Par ailleurs, les lobbies soutenant le Polisario ont intensifié leurs campagnes de pressions suite à l’obtention par le Maroc de son statut de membre non permanent au conseil de sécurité de l’ONU. Une panique s’est emparée du Polisario et de ceux qui le soutiennent, car ils voyaient dans le nouveau statut du Maroc une opportunité pour celui-ci d’imposer sa solution d’autonomie avancée des provinces sahariennes sous souveraineté marocaine. Cela explique pourquoi ils ont intensifié leur lobbying auprès des parlementaires européens pour suspendre un accord qui s’achèvera dans deux mois. Le but était d’envoyer un message politique au gouvernement marocain : en dépit de la disparition du soutien du régime de Kadhafi, d’autres forces continueront à soutenir le Polisario. Cela explique la virulence de la réponse marocaine juste après l’annonce de refus par le parlement européen (réévaluation de son partenariat avec l’UE) car ce qui est en jeu n’est pas le volet économique, mais bel et bien politique, à savoir son intégrité territoriale.

Le plus désolant dans cette affaire est de constater la politisation de décisions économiques européennes et qui ne se limite pas uniquement à l’accord de pêche. Rappelons ici par exemple que le nouveau texte portant sur la libéralisation réciproque du secteur agricole signé en 2009, devant régir cet Accord est en souffrance au parlement européen depuis décembre 2010. Les préférences qui risquent d’être accordées aux produits agricoles marocains inquiètent plusieurs producteurs européens notamment les espagnols, les portugais et les français.

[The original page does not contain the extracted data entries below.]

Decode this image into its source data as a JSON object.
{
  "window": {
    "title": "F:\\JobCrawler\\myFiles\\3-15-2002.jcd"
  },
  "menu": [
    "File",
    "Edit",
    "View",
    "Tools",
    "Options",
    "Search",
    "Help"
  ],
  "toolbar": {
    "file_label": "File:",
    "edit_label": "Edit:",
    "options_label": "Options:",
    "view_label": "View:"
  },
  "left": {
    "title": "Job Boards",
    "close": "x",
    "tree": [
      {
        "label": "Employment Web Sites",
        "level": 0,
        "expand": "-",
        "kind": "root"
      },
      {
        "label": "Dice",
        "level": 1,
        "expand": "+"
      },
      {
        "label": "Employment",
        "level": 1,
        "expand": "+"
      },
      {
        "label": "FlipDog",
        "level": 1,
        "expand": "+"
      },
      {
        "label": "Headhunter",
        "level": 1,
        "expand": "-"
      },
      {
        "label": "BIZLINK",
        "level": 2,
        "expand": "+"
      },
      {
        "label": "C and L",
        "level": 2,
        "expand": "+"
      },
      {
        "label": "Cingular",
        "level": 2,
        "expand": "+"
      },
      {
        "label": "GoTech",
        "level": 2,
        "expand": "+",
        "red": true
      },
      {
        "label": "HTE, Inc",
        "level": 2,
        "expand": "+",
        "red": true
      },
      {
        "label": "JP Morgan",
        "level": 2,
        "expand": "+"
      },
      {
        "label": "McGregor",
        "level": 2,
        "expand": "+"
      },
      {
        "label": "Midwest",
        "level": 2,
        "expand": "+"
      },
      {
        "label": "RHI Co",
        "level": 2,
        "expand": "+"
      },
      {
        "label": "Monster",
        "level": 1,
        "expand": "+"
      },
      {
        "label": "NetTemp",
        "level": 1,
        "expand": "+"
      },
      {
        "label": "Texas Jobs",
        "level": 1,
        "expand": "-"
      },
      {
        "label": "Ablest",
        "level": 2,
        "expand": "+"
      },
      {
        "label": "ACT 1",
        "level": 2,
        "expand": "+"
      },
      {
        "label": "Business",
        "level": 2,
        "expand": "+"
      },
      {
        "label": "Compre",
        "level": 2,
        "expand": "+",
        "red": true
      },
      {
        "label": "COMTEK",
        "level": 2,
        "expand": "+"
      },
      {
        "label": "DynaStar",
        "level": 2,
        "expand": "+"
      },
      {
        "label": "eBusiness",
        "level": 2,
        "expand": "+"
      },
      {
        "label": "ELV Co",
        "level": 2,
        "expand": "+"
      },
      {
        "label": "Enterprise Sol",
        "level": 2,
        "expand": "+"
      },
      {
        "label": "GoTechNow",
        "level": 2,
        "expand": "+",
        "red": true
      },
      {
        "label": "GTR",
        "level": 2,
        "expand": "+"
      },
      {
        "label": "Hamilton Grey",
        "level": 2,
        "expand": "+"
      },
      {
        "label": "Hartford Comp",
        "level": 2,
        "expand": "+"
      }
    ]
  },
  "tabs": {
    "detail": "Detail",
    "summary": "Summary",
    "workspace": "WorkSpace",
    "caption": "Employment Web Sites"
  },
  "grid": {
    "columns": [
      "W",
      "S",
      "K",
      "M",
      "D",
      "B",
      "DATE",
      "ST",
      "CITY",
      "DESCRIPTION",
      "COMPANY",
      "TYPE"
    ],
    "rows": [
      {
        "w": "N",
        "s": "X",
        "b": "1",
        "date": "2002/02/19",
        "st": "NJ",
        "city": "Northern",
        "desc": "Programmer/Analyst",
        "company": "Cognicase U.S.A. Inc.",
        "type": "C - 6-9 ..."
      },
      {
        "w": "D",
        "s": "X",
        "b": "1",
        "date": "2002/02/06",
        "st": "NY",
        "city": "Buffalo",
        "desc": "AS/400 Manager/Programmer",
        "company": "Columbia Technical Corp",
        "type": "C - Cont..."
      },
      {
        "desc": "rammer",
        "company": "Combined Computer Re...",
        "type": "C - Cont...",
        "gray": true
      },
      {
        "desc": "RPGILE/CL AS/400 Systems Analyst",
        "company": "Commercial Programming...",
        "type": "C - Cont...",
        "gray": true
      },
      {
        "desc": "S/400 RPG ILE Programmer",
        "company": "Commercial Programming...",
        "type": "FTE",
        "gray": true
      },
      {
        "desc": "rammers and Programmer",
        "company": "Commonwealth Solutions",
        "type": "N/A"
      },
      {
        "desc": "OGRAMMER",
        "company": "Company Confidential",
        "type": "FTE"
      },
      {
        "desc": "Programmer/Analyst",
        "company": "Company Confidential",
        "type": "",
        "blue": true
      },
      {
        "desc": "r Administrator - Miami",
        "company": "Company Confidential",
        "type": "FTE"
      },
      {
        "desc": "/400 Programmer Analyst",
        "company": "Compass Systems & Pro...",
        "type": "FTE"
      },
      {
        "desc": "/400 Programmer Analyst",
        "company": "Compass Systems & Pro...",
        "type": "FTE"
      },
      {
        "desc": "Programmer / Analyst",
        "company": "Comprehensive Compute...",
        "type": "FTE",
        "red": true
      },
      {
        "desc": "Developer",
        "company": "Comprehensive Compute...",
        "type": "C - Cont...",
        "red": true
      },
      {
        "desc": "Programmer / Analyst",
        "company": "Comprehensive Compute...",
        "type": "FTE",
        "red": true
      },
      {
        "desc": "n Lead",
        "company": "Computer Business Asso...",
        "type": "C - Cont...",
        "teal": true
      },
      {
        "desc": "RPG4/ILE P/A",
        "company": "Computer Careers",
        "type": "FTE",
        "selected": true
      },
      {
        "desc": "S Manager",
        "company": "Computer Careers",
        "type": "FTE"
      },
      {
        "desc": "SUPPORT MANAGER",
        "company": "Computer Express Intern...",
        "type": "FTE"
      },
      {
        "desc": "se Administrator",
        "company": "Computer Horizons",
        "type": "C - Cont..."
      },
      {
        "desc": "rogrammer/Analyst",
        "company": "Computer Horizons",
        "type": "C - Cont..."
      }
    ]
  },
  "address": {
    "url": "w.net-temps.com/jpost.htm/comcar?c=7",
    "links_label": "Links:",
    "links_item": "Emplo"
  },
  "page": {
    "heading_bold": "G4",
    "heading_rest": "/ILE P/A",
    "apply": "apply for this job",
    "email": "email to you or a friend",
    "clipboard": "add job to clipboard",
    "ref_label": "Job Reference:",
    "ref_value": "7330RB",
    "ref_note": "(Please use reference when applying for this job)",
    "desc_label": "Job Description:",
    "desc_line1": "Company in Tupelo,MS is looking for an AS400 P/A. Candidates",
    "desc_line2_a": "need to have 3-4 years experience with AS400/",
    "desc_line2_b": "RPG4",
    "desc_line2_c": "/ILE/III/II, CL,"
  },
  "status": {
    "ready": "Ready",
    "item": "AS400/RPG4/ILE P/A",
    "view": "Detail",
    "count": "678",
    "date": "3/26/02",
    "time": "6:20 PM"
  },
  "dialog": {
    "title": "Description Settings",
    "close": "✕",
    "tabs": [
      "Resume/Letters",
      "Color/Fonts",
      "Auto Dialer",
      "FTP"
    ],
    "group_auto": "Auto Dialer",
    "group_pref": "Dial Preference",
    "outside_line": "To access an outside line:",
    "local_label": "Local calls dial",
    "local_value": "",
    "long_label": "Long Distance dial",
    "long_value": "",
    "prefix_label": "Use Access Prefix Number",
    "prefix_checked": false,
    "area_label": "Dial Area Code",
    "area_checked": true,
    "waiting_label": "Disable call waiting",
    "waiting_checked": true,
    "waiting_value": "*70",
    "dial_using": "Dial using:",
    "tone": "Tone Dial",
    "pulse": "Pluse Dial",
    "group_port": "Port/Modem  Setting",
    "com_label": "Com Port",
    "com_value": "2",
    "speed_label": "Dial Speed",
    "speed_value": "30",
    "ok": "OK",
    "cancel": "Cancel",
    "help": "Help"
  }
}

Le rejet de la prorogation de l’accord de pêche est un moyen de faire pression, via la question du Sahara, sur le Maroc pour obtenir des concessions ou du moins l’étalement de la libéralisation des produits agricoles sur plusieurs années.

Auparavant, l’UE utilisait la carte de la démocratie et des droits de l’homme pour faire pression lors des négociations. Désormais, avec la dynamique réformatrice que connait le Maroc, impulsée par les révoltes arabes, ces deux exigences sont devenues des demandes internes, ce qui explique que les députés européens, ayant voté contre la prorogation de l’accord, aient fait ressortir la carte du Sahara.